This review is fairly old, probably from 2005-2010.

Not long ago I played the MoFi pressing of Trick of the Tail and could not believe how ridiculously compressed it was.  Rarely have I heard sound as squashed as that which is heard on this LP.

On top of that, the midrange is badly sucked out (as is the case with most Mobile Fidelity pressings) making the sound as dead, dull and distant as can be.

Is it the worst version of the album ever made? Hard to imagine it would have much competition. I have the CD and it’s fine. It sounds like a digital version of the British pressings we favor (the domestic pressings having been made from dubs of course).  The MoFi is bad enough to have earned a place in our Mobile Fidelity hall of shame.

You think Modern Heavy Vinyl pressings are lifeless? Play this piece of crap and see just how bad an audiophile record can sound.

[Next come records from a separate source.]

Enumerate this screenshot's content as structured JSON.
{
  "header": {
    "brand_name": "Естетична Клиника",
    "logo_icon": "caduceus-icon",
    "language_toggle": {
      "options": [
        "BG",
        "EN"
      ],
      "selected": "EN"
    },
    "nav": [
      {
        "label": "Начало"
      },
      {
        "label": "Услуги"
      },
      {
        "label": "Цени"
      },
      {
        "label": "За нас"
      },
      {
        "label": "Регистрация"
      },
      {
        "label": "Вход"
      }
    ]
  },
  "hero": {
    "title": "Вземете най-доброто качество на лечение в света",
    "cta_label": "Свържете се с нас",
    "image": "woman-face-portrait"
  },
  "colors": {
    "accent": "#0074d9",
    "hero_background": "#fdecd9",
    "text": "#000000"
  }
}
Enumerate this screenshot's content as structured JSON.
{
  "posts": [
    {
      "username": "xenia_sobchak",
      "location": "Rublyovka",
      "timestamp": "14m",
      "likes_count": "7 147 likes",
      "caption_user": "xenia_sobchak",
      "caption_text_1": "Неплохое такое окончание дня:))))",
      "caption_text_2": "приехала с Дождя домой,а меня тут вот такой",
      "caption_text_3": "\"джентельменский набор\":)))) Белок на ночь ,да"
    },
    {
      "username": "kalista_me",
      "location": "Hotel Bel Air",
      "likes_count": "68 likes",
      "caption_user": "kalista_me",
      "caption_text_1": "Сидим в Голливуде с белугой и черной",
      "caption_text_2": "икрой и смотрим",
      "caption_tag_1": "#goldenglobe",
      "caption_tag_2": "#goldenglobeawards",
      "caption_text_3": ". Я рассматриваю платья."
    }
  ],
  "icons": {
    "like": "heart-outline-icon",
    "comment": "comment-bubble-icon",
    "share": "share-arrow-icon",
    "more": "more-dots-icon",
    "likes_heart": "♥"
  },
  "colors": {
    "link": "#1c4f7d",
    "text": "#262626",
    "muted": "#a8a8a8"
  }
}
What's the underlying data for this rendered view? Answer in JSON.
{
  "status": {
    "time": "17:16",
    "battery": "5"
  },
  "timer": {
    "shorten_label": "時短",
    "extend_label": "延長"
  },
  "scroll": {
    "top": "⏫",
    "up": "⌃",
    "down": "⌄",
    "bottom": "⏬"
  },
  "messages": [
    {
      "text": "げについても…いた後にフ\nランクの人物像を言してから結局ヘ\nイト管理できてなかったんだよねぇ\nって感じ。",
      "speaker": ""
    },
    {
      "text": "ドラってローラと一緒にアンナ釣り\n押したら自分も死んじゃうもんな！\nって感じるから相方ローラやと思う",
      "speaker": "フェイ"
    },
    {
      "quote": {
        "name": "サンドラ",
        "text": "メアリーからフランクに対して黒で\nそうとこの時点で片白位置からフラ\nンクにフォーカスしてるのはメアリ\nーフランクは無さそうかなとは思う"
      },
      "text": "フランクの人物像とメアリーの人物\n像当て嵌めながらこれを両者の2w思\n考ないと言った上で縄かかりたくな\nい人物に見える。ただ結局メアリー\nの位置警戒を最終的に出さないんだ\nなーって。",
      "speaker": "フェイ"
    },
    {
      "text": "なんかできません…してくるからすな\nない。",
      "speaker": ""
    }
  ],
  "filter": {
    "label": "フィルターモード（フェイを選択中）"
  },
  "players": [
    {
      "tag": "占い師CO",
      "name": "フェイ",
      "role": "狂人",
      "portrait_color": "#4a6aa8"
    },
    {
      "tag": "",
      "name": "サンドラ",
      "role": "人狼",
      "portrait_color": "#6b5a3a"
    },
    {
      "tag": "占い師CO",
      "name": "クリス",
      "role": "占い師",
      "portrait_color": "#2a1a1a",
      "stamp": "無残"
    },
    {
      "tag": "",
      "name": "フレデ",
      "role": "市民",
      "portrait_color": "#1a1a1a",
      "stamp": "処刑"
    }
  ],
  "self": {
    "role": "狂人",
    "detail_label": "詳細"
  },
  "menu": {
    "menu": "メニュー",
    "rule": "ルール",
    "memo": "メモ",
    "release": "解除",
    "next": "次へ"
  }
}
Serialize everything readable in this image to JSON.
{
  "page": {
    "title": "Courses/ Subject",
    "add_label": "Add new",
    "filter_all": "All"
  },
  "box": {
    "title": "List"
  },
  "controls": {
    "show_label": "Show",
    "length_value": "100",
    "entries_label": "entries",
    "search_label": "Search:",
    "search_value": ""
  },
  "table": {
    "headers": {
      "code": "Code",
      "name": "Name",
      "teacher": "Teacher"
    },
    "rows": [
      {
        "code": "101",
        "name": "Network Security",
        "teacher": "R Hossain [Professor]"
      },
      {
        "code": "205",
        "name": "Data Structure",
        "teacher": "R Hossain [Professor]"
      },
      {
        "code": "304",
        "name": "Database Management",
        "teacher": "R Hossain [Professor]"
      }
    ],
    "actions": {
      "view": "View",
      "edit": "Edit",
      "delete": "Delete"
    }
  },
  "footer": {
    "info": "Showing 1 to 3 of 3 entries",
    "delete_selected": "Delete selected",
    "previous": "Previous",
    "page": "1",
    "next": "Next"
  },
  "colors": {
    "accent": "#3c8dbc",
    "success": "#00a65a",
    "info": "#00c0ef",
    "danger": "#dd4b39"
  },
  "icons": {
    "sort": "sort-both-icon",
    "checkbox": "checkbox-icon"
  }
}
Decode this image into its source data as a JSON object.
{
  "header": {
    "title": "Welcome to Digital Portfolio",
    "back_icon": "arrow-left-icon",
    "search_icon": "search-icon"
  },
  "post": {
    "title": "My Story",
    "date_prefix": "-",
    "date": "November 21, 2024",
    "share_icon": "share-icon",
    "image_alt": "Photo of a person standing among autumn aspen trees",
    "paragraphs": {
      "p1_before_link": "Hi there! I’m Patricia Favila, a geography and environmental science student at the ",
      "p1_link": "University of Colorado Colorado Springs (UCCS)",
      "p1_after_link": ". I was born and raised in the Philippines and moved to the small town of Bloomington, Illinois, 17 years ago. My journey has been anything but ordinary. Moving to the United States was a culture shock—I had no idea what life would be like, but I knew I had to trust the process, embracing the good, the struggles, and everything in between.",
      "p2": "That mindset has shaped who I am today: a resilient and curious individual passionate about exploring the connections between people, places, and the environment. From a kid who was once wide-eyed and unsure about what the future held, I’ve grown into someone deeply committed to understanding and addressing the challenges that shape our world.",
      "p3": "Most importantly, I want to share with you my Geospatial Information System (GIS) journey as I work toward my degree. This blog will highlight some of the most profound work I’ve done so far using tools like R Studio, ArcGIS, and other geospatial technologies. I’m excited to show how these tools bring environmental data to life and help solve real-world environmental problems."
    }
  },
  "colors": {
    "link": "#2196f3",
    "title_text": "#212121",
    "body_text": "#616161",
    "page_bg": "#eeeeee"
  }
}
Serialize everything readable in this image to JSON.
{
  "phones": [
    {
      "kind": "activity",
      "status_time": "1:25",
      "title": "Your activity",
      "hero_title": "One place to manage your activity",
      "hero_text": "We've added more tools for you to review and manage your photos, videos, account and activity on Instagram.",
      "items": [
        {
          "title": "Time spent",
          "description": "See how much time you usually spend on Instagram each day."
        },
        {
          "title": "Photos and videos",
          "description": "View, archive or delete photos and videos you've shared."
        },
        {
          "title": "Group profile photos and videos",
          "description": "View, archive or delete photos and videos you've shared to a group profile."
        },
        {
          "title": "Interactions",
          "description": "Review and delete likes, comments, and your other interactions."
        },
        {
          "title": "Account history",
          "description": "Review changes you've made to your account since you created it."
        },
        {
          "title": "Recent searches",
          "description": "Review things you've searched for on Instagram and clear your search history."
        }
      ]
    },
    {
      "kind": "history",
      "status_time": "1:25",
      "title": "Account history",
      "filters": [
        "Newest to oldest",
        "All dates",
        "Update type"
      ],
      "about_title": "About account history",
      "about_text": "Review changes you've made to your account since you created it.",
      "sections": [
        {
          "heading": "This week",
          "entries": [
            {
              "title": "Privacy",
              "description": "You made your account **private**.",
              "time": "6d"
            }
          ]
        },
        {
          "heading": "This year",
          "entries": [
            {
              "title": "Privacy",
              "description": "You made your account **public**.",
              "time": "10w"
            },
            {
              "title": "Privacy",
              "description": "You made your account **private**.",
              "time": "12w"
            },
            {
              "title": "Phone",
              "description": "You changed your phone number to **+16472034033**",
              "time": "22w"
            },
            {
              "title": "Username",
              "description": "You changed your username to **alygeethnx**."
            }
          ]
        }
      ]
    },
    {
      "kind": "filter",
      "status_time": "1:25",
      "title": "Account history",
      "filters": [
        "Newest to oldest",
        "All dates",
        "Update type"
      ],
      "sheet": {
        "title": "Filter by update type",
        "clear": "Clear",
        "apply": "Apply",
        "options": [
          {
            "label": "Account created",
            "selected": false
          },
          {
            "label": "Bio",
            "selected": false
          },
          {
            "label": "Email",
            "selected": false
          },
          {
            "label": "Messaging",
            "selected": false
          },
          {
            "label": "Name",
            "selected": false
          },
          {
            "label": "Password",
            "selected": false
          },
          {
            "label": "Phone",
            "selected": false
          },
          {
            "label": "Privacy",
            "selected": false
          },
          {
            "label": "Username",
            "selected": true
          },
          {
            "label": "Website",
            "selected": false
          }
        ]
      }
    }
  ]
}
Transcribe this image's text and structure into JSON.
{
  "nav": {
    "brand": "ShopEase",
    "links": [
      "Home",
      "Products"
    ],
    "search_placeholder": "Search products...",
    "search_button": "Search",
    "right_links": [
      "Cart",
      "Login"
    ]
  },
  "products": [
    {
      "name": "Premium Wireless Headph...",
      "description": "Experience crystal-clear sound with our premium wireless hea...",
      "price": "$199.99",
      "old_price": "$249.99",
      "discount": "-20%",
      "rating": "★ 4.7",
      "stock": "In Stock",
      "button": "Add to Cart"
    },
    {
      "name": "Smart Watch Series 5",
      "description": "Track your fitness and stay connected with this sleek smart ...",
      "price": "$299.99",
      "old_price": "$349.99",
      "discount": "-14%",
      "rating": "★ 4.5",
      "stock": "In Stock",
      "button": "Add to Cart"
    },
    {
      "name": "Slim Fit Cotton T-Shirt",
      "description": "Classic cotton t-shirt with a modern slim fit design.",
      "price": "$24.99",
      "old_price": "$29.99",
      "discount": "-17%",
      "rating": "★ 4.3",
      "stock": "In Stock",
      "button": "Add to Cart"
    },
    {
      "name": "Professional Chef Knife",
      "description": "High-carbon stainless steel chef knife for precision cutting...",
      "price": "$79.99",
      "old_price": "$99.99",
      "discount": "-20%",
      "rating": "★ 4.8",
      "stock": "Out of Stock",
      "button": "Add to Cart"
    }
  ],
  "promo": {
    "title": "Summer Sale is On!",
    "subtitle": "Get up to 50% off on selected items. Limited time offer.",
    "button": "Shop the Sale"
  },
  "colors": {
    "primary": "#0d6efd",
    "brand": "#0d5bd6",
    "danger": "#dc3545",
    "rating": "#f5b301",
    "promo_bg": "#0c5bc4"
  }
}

And to think I used to like this version! I hope I had a better copy back in the 80s than the one I played a few years ago. I’ll never know of course. If you have one in your collection give it a spin. See if it sounds as bad as we say. If you haven’t played it in a while (can’t imagine why, maybe because it’s just plain awful), you may be in for quite a shock.

If you are still buying these audiophile pressings, take the advice of some of our customers and stop throwing your money away on Heavy Vinyl and Half-Speed mastered records.